La fumée du barbecue où la cochonnaille grille se fond dans d'immenses nuages noirs de désespoir qui s'abattent en pluie fine sur ces âmes accoudées au bar dont la toile de tente jaunie des gueules à la Miossec, jeunes et déjà burinées par la vie. Leur coupe rose naissante, leurs rires démesurés, leur toux grasse, tranchent avec des efforts de coiffures sculptées au gel et des fringues bon marché et très mode...
Leurs pognes démesurées et tailladées par le sel et les coquilles à récolter toute l'année caressent des pintes de pills Météor.
Au comptoir on tutoie la mamie du bar, visiblement accrochées au comité des fêtes depuis des années. Son regard caché par des lunettes noires qui ne voient pas le soleil aiguise la curiosité et rajoute au personnage un caractère étrange et surréaliste.
A l'arrière, un homme dont ne sait s'il tient l'accordéon ou si c'est l'accordéon qui le tient chante Santiano à tue-tête en animant son instrument comme on attise un feu de cheminée avec un soufflet, se contentant du refrain et de Lalalala pour les couplets. Il enchaîne sur du Piaf en plein milieu, se mélangeant la langue et les octaves en cherchant désespérément un regard dans la petite assemblée qu'il pourra d'un sourire édenté faire rire et chanter !
L'homme reste désespérément seul, s'accoude à nouveau à son accordéon, remonte ses lunettes et se noit en souriant.
Au milieu des rires, des refrains incomplets, du vent plein de bruine, la remorque ostréicole, bâchée, surmontée d'une sono, crache du Renaud ...
Il n'est que 19h ... le temps de se vider à nouveau la vessie face à la mer et ils entament une nouvelle partie de palet pendant que la mamie du bar tente deux pas de danse sur un nouvel air d'accordéon approximatif. Il n'en faut pas plus pour rendre à l'accordéoniste qui tangue de plaisir un sourire de vainqueur qui le rend fier jusqu'aux moustaches !
Les photos n'ont que peu d'intérêt à priori ... je sirote ma pills et mon clope, je râle de ces oranginas au premier plan qui pourrissent à première vue ma photo prise à l'arrache, discrétos.
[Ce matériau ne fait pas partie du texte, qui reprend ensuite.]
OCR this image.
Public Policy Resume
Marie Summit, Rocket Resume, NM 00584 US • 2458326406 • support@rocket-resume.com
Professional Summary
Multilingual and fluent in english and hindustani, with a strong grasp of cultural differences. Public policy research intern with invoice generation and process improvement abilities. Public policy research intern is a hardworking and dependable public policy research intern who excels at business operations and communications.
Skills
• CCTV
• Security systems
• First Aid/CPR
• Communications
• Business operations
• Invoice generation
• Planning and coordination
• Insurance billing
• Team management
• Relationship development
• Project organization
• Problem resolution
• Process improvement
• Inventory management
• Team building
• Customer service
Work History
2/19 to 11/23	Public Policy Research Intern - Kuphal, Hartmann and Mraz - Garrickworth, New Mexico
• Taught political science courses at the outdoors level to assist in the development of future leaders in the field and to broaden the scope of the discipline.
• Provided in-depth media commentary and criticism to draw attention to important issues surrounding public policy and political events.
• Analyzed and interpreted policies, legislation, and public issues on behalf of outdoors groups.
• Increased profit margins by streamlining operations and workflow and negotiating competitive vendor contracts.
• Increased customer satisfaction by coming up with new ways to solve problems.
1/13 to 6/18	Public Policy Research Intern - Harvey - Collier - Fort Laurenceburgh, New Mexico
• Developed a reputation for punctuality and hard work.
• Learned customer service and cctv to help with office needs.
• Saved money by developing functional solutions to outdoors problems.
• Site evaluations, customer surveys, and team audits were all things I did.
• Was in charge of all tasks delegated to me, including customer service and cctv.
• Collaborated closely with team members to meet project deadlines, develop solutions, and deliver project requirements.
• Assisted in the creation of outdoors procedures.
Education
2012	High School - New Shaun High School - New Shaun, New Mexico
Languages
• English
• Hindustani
C'est sans voir sur le moment que le bleu et le jaune de la canette se fondent parfaitement entre l'imper et la toile de tente du comptoir ...
Oui, ces photos n'ont que peu d'intérêt mais figent à jamais des moments bourrés de caractère, de ces instants furtifs dont on se souvient ... je me prends d'ailleurs à penser que la photo ne tient qu'à ça pour moi. Je termine ma pills, rallume un clope et me dit qu'elles racontent tellement de trucs que j'en ferai bien quelque chose !
Le lendemain matin, sur le chemin de la boulangerie, je croiserai la Mamie en claquettes-chaussettes, même imper, même foulard, traînant son caba à roulette. Dans le vacarme de la route passagère, en découvrant enfin un regard bleu comme la mer qui me fixe d'un air perdu et interrogatif, elle ne répondra pas à mon bonjour.